Definition of whole life death insurance
Its name is frequently unclear. Whole life death insurance, often known as lifetime death insurance, is not a savings product, in contrast to life insurance. Taken out with the intention of providing provident insurance, it ensures the transfer of a capital or an annuity to one or more beneficiaries of the contracting party’s choosing upon death. In exchange, the insured makes recurrent payments (or premiums) to his insurer over the course of his lifetime.
Why get entire life insurance against death?
Those close to you may also suffer financially if you pass away unexpectedly. funeral costs, regular costs (rent, mortgage, etc.), education costs for children… Your partner might not be able to manage home finances on their own. By purchasing whole life death insurance, you can predetermine the amount of money that will be paid to your loved ones, allowing them to meet immediate needs, maintain their current standard of living over the long term, or even cover future needs (such as children’s education, etc.) depending on the amount. This kind of agreement is adaptable.

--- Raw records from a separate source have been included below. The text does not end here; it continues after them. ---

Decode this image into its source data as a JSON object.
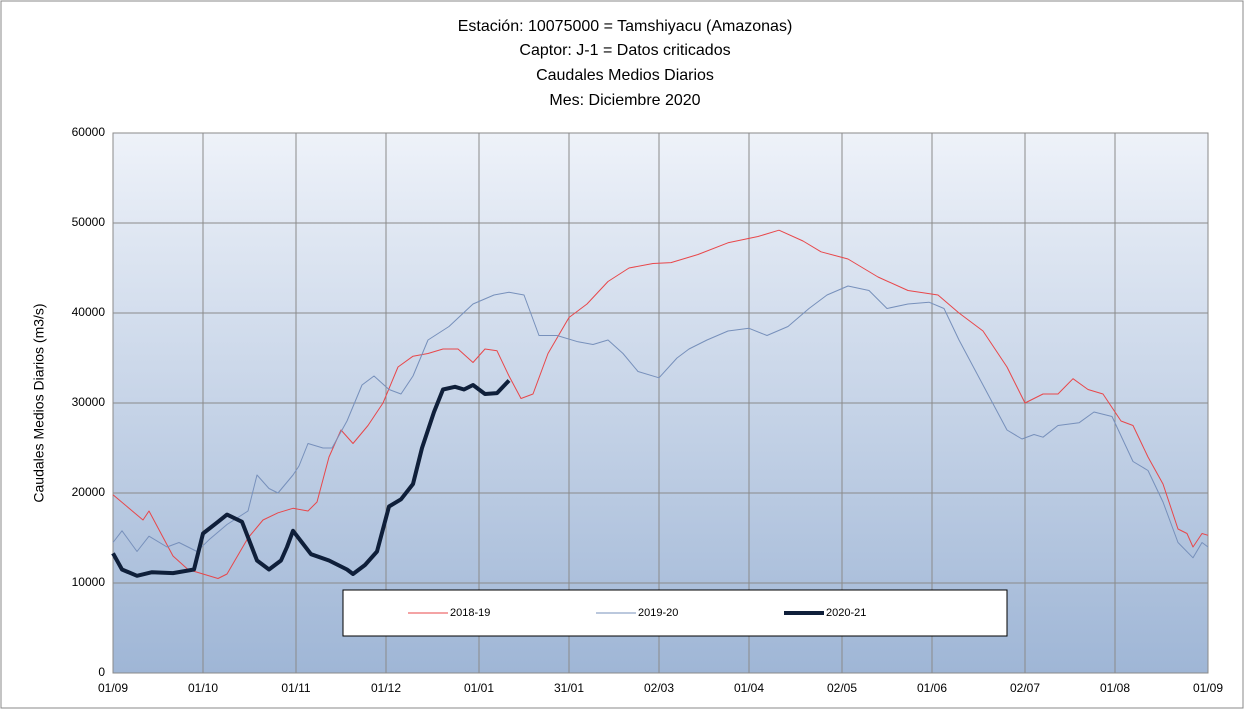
{
  "chart_data": {
    "type": "line",
    "title": [
      "Estación: 10075000 = Tamshiyacu   (Amazonas)",
      "Captor: J-1 = Datos criticados",
      "Caudales Medios Diarios",
      "Mes: Diciembre 2020"
    ],
    "y_label": "Caudales Medios Diarios (m3/s)",
    "xlim": [
      0,
      365
    ],
    "xticks": [
      {
        "value": 0,
        "label": "01/09"
      },
      {
        "value": 30,
        "label": "01/10"
      },
      {
        "value": 61,
        "label": "01/11"
      },
      {
        "value": 91,
        "label": "01/12"
      },
      {
        "value": 122,
        "label": "01/01"
      },
      {
        "value": 152,
        "label": "31/01"
      },
      {
        "value": 182,
        "label": "02/03"
      },
      {
        "value": 212,
        "label": "01/04"
      },
      {
        "value": 243,
        "label": "02/05"
      },
      {
        "value": 273,
        "label": "01/06"
      },
      {
        "value": 304,
        "label": "02/07"
      },
      {
        "value": 334,
        "label": "01/08"
      },
      {
        "value": 365,
        "label": "01/09"
      }
    ],
    "ylim": [
      0,
      60000
    ],
    "yticks": [
      0,
      10000,
      20000,
      30000,
      40000,
      50000,
      60000
    ],
    "grid": true,
    "legend": "bottom",
    "series": [
      {
        "name": "2018-19",
        "color": "#e8474a",
        "width": 1,
        "x": [
          0,
          10,
          12,
          20,
          25,
          30,
          35,
          38,
          45,
          50,
          55,
          60,
          65,
          68,
          72,
          76,
          80,
          85,
          90,
          95,
          100,
          105,
          110,
          115,
          120,
          124,
          128,
          132,
          136,
          140,
          145,
          152,
          158,
          165,
          172,
          180,
          186,
          195,
          205,
          215,
          222,
          230,
          236,
          245,
          255,
          265,
          275,
          282,
          290,
          298,
          304,
          310,
          315,
          320,
          325,
          330,
          336,
          340,
          345,
          350,
          355,
          358,
          360,
          363,
          365
        ],
        "values": [
          19800,
          17000,
          18000,
          13000,
          11500,
          11000,
          10500,
          11000,
          15000,
          17000,
          17800,
          18300,
          18000,
          19000,
          24000,
          27000,
          25500,
          27500,
          30000,
          34000,
          35200,
          35500,
          36000,
          36000,
          34500,
          36000,
          35800,
          33000,
          30500,
          31000,
          35500,
          39500,
          41000,
          43500,
          45000,
          45500,
          45600,
          46500,
          47800,
          48500,
          49200,
          48000,
          46800,
          46000,
          44000,
          42500,
          42000,
          40000,
          38000,
          34000,
          30000,
          31000,
          31000,
          32700,
          31500,
          31000,
          28000,
          27500,
          24000,
          21000,
          16000,
          15500,
          14000,
          15500,
          15300
        ]
      },
      {
        "name": "2019-20",
        "color": "#7790bb",
        "width": 1,
        "x": [
          0,
          3,
          8,
          12,
          18,
          22,
          28,
          32,
          38,
          45,
          48,
          52,
          55,
          60,
          62,
          65,
          70,
          73,
          78,
          83,
          87,
          92,
          96,
          100,
          105,
          112,
          120,
          127,
          132,
          137,
          142,
          148,
          155,
          160,
          165,
          170,
          175,
          182,
          188,
          192,
          198,
          205,
          212,
          218,
          225,
          232,
          238,
          245,
          252,
          258,
          265,
          272,
          277,
          282,
          290,
          298,
          303,
          307,
          310,
          315,
          322,
          327,
          333,
          340,
          345,
          350,
          355,
          360,
          363,
          365
        ],
        "values": [
          14500,
          15800,
          13500,
          15200,
          14000,
          14500,
          13500,
          14800,
          16500,
          18000,
          22000,
          20500,
          20000,
          22000,
          23000,
          25500,
          25000,
          25000,
          28000,
          32000,
          33000,
          31500,
          31000,
          33000,
          37000,
          38500,
          41000,
          42000,
          42300,
          42000,
          37500,
          37500,
          36800,
          36500,
          37000,
          35500,
          33500,
          32800,
          35000,
          36000,
          37000,
          38000,
          38300,
          37500,
          38500,
          40500,
          42000,
          43000,
          42500,
          40500,
          41000,
          41200,
          40500,
          37000,
          32000,
          27000,
          26000,
          26500,
          26200,
          27500,
          27800,
          29000,
          28500,
          23500,
          22500,
          19000,
          14500,
          12800,
          14500,
          14000
        ]
      },
      {
        "name": "2020-21",
        "color": "#0f1f3a",
        "width": 4,
        "x": [
          0,
          3,
          8,
          13,
          20,
          27,
          30,
          35,
          38,
          43,
          48,
          52,
          56,
          58,
          60,
          63,
          66,
          72,
          78,
          80,
          84,
          88,
          92,
          96,
          100,
          103,
          107,
          110,
          114,
          117,
          120,
          124,
          128,
          132
        ],
        "values": [
          13300,
          11500,
          10800,
          11200,
          11100,
          11500,
          15500,
          16800,
          17600,
          16800,
          12500,
          11500,
          12500,
          14000,
          15800,
          14500,
          13200,
          12500,
          11500,
          11000,
          12000,
          13500,
          18500,
          19300,
          21000,
          25000,
          29000,
          31500,
          31800,
          31500,
          32000,
          31000,
          31100,
          32500
        ]
      }
    ]
  }
}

What time frame is the coverage?
This contract protects the insured for the duration of his life, as the name implies. The capital consequently passes to the chosen beneficiary(ies), regardless of the date of its disappearance. In this regard, it varies from term life insurance, the guarantee of which is only applicable in the case of death prior to the expiration of the contract.
How much will be contributed?
The premiums are not placed in “lost funds” contrary to the temporary death guarantee because the insurer is guaranteed to pay the benefits as the contract will not be fulfilled until the insured’s death. Therefore, their amount is greater. However, because the beneficiaries of whole life death insurance are assured to receive the stipulated amount, regardless of the seniority of the contract and, therefore, the value of the collected contributions, this kind of insurance continues to be highly advantageous to the subscriber and his or her family. A contract may exclude some promises (such as those related to suicide, participation in dangerous sports, making false statements about one’s condition of health, etc.). In this scenario, only the made contributions will be reimbursed; the capital will not be compensated.
What additional assurances?
Additional guarantees may be included in certain terms, such as a capital increase of two or three times (depending on the circumstances of the death, such as a car accident), benefits in the case of entire or partial disability, and payment of contributions in the event of inability to work.